Ahora bien, como decíamos antes, recurrir a la frase hecha es una forma de rendición, es negarse al esfuerzo de pensar. Y eso es la muerte.

--Hoy es viernes.

--Sí, tenemos ya el fin de semana a la vuelta de la esquina.

¡Hombre! Esto es el pensamiento nulo, el encefalograma plano, la muerte de la vida mental.

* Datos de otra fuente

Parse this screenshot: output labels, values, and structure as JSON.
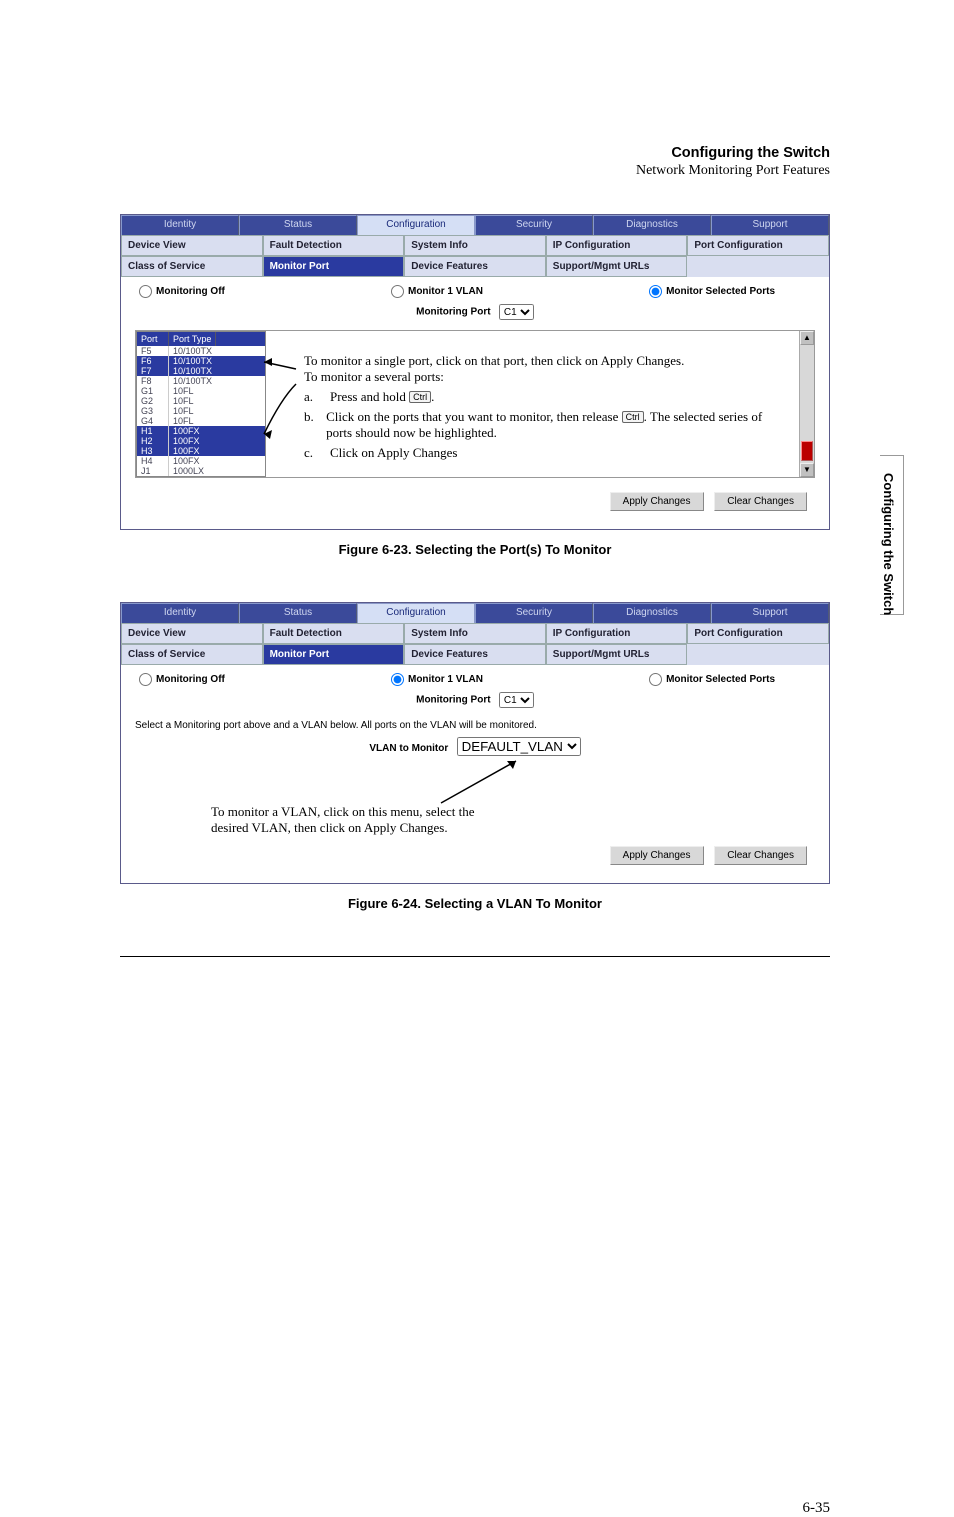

--La vida es maravillosa, ¿verdad?

--Hombre, pues… eso depende.

Ahora bien: en este caso concreto (de Nuria Roca y Juan del Val) la pereza de la mujer está justificada; al despertar por la mañana, cuando le dice a su marido que antes de tomar un café ella no es persona, está diciendo una verdad, porque quien formula (¡por enésima vez! ¡como cada mañana!) esa frase hecha no es aún ella, sino un ser previo, previo a lo que todos, y especialmente su marido, conocemos como el ente “Nuria Roca”.

Este ser que emerge de las nieblas oníricas, a medio reconstituirse como Nuria, es todavía una criatura híbrida y magmática, de imprecisos contornos, algo que sale del sueño y se halla en transición, de vuelta hacia el ser-de-Nuria-Roca, su yo individual, personal, diferenciado, bien perfilado, con todos sus atributos, su voluntad, sus recuerdos, su inteligencia: su persona.

 Transición que no puede completarse hasta que, precisamente, se tome su estimulante taza de café calentito.

Y entonces, cuando lo tome, ya será persona. Y no una persona cualquiera, sino, con total exactitud, Nuria Roca.

Juan del Val debería estar encantado, al prepararle el café y llevárselo a la cama, de asistir, gracias a las prerrogativas del cónyuge, al momento prodigioso en que el capullo del gusano se rompe y brota la mariposa, y al primer aleteo, grácil y nervioso, de las delicadas alas...

Ojalá lea estas frases, y persuadido por ellas, en adelante aguarde, con alegre expectación, el momento de cada mañana en que ella le diga: “Hasta que me tomo un café no soy persona”.